The scope is formalized in the following scope statement
The Care Provision Domain describes the dynamics of processes, information structures and vocabulary used to communicate information pertinent to the care of living subjects, devices, geographic sites, and other physical entities by a responsible care provider. This domain supports multiple specifications appropriate to referrals and record communications supporting collaboration and the continuity of care between care providers.
Among other more generalized care activities that can be defined by analogy and interpretation of the scope above, the Care Provision Domain specifically supports:
- Sharing of health record extracts and event summaries of the health record between collaborating providers (including the patient) in order to support the clinical decisions or decision support activities of the receiving persons or systems.
- Request for the transfer of patient care responsibility of a specific type of care by a healthcare provider by a requesting healthcare provider, a responsible party, such as a care coordinator, advocate or family member or the patient themselves.
- Acceptance or rejection of a request for care transfer as well as the ability to provide information about the intent to provide care to the requesting party.
- Communication of a summary of relevant findings and outcomes of the care provided in response to a request for further information.
- Further materials such as Care Plan, Allergy or Assessment Scales, requiring precize structures and vocabulary or specialized dynamic behaviours.
- Specific, use case driven structures that facilitate the use of the Care Provision messages in specified circumstances.
Limits of Scope: The scope of the Care Provision Domain is also limited by its focus on Care Provision Act, "an HL7 Act that describes "the responsibility for supplying support to the target of care."
The Care Provision Domain is not intended to represent all the information communicated by systems that originate detailed pertinent information such as observation data or person registration data. The domains that support communication from these data generating systems tend to supply much more detail regarding the complex data context within which the data was generated.
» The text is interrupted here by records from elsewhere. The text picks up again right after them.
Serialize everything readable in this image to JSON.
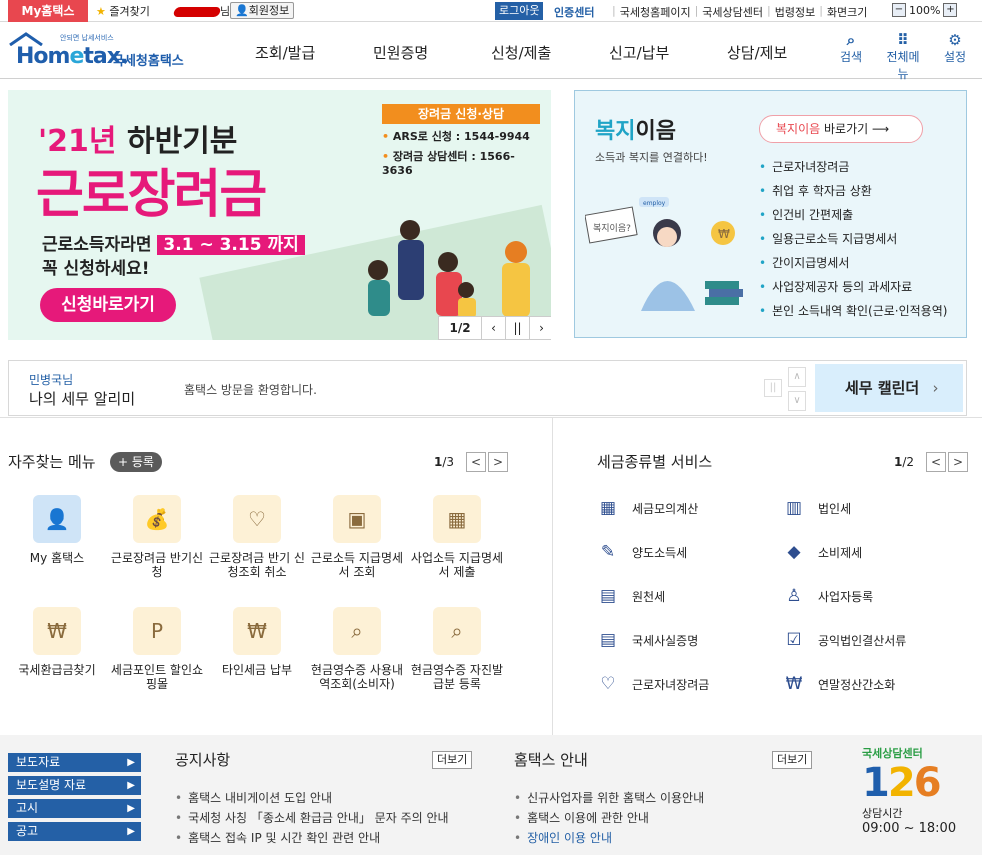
{
  "topbar": {
    "my_hometax": "My홈택스",
    "favorites": "즐겨찾기",
    "user_suffix": "님",
    "member_info": "회원정보",
    "logout": "로그아웃",
    "cert_center": "인증센터",
    "links": [
      "국세청홈페이지",
      "국세상담센터",
      "법령정보"
    ],
    "screen_size": "화면크기",
    "zoom": "100%",
    "zoom_minus": "−",
    "zoom_plus": "+"
  },
  "header": {
    "logo_sub": "안되면 납세서비스",
    "logo_text_a": "Hom",
    "logo_text_e": "e",
    "logo_text_b": "tax.",
    "logo_kr": "국세청홈택스",
    "gnb": [
      "조회/발급",
      "민원증명",
      "신청/제출",
      "신고/납부",
      "상담/제보"
    ],
    "icons": [
      {
        "label": "검색",
        "icon": "search-icon",
        "glyph": "🔍"
      },
      {
        "label": "전체메뉴",
        "icon": "grid-icon",
        "glyph": "⠿"
      },
      {
        "label": "설정",
        "icon": "gear-icon",
        "glyph": "⚙"
      }
    ]
  },
  "banner": {
    "year_prefix": "'21년",
    "year_suffix": " 하반기분",
    "title": "근로장려금",
    "condition_a": "근로소득자라면 ",
    "condition_hl": "3.1 ~ 3.15 까지",
    "condition_b": "꼭 신청하세요!",
    "apply_button": "신청바로가기",
    "box_title": "장려금 신청·상담",
    "box_line1": "ARS로 신청 : 1544-9944",
    "box_line2": "장려금 상담센터 : 1566-3636",
    "page": "1",
    "page_total": "/2",
    "prev": "‹",
    "pause": "||",
    "next": "›"
  },
  "welfare": {
    "title_a": "복지",
    "title_b": "이음",
    "subtitle": "소득과 복지를 연결하다!",
    "button_a": "복지이음",
    "button_b": " 바로가기  ⟶",
    "items": [
      "근로자녀장려금",
      "취업 후 학자금 상환",
      "인건비 간편제출",
      "일용근로소득 지급명세서",
      "간이지급명세서",
      "사업장제공자 등의 과세자료",
      "본인 소득내역 확인(근로·인적용역)"
    ],
    "sign_text": "복지이음?",
    "tag_text": "employ"
  },
  "notice_bar": {
    "label_small": "민병국님",
    "label_big": "나의 세무 알리미",
    "message": "홈택스 방문을 환영합니다.",
    "pause": "||",
    "up": "∧",
    "down": "∨",
    "calendar": "세무 캘린더",
    "calendar_arrow": "›"
  },
  "favorites": {
    "title": "자주찾는 메뉴",
    "register": "+ 등록",
    "page": "1",
    "page_total": "/3",
    "prev": "<",
    "next": ">",
    "items": [
      {
        "label": "My 홈택스",
        "icon": "user-icon",
        "glyph": "👤"
      },
      {
        "label": "근로장려금 반기신청",
        "icon": "money-bag-icon",
        "glyph": "💰"
      },
      {
        "label": "근로장려금 반기 신청조회 취소",
        "icon": "heart-hand-icon",
        "glyph": "♡"
      },
      {
        "label": "근로소득 지급명세서 조회",
        "icon": "wallet-icon",
        "glyph": "👛"
      },
      {
        "label": "사업소득 지급명세서 제출",
        "icon": "calendar-edit-icon",
        "glyph": "📅"
      },
      {
        "label": "국세환급금찾기",
        "icon": "refund-icon",
        "glyph": "₩"
      },
      {
        "label": "세금포인트 할인쇼핑몰",
        "icon": "tax-point-icon",
        "glyph": "P"
      },
      {
        "label": "타인세금 납부",
        "icon": "tax-payment-icon",
        "glyph": "₩"
      },
      {
        "label": "현금영수증 사용내역조회(소비자)",
        "icon": "receipt-search-icon",
        "glyph": "🧾"
      },
      {
        "label": "현금영수증 자진발급분 등록",
        "icon": "receipt-register-icon",
        "glyph": "🧾"
      }
    ]
  },
  "tax_services": {
    "title": "세금종류별 서비스",
    "page": "1",
    "page_total": "/2",
    "prev": "<",
    "next": ">",
    "items": [
      {
        "label": "세금모의계산",
        "icon": "calculator-icon",
        "glyph": "▦"
      },
      {
        "label": "법인세",
        "icon": "building-icon",
        "glyph": "▥"
      },
      {
        "label": "양도소득세",
        "icon": "document-pen-icon",
        "glyph": "✎"
      },
      {
        "label": "소비제세",
        "icon": "diamond-icon",
        "glyph": "◆"
      },
      {
        "label": "원천세",
        "icon": "salary-icon",
        "glyph": "▤"
      },
      {
        "label": "사업자등록",
        "icon": "person-icon",
        "glyph": "♙"
      },
      {
        "label": "국세사실증명",
        "icon": "certificate-icon",
        "glyph": "▤"
      },
      {
        "label": "공익법인결산서류",
        "icon": "checklist-icon",
        "glyph": "☑"
      },
      {
        "label": "근로자녀장려금",
        "icon": "heart-icon",
        "glyph": "♡"
      },
      {
        "label": "연말정산간소화",
        "icon": "won-coin-icon",
        "glyph": "₩"
      }
    ]
  },
  "bottom": {
    "left_menu": [
      "보도자료",
      "보도설명 자료",
      "고시",
      "공고"
    ],
    "notice_title": "공지사항",
    "notice_more": "더보기",
    "notices": [
      "홈택스 내비게이션 도입 안내",
      "국세청 사칭 「종소세 환급금 안내」 문자 주의 안내",
      "홈택스 접속 IP 및 시간 확인 관련 안내"
    ],
    "guide_title": "홈택스 안내",
    "guide_more": "더보기",
    "guides": [
      "신규사업자를 위한 홈택스 이용안내",
      "홈택스 이용에 관한 안내",
      "장애인 이용 안내"
    ],
    "center_label": "국세상담센터",
    "center_digit1": "1",
    "center_digit2": "2",
    "center_digit3": "6",
    "hours_label": "상담시간",
    "hours": "09:00 ~ 18:00"
  }
}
In that spirit, the intention of the Care Provision Domain is to communicate the instance identifiers and meta data for these granular instances of data such that the receiving system has enough information to query sending systems for more detail on specific items of pertinent information (assuming the sending systems support queries and instance identifiers).
Readers: Please see the Glossary Section for terms important to the Care Provision Domain
Care Provision Domain Normative Ballot Guidance
All Topics under the Care Provision Domain area "Patient Care Infrastructural Topics" relate to implementation specifications.
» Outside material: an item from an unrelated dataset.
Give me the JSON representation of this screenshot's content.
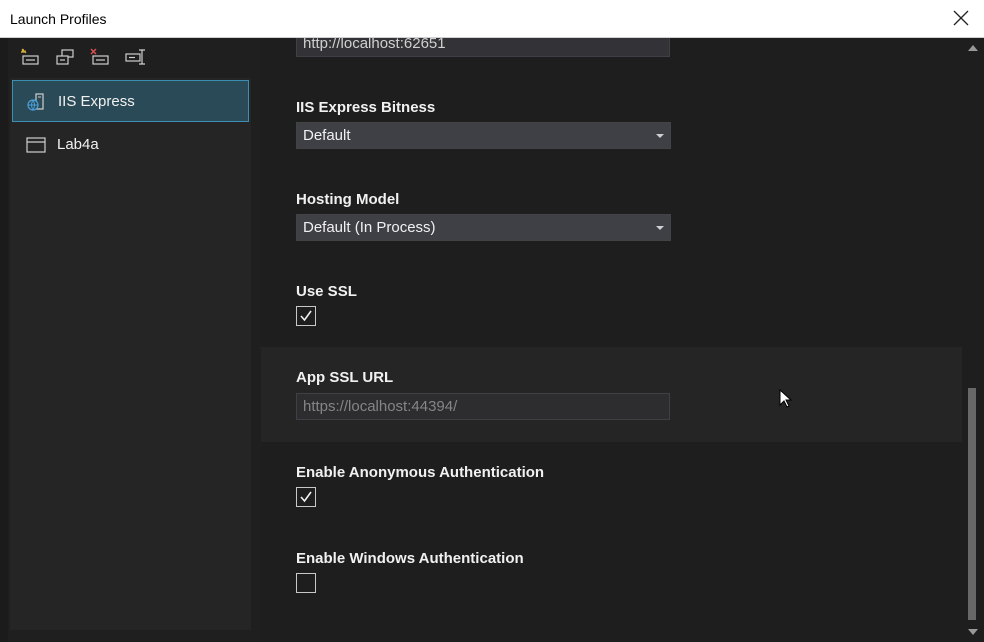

In contrast, the "Patient Care Clinical Content Topics" focus on additional information in the Care Provision Domain that may be specified at RMIM development or at system runtime. These will increasingly be handled as templates in the infrastructural messages. Harmonization with the aHL7 Templates workgroup is ongoing.
Guidance to balloters on Provider Act Relationships: Further harmonization needs to occur on the specific structures, e.g. CMET's, used by various domains to describe the providers of care. The broad description of potential providers used in this domain needs to be able to be constrained to the providers supported by CDA, Patient Administration, and Personnel Management for patient-related use cases. The CMET's chosen for this domain are described in the CMET documents.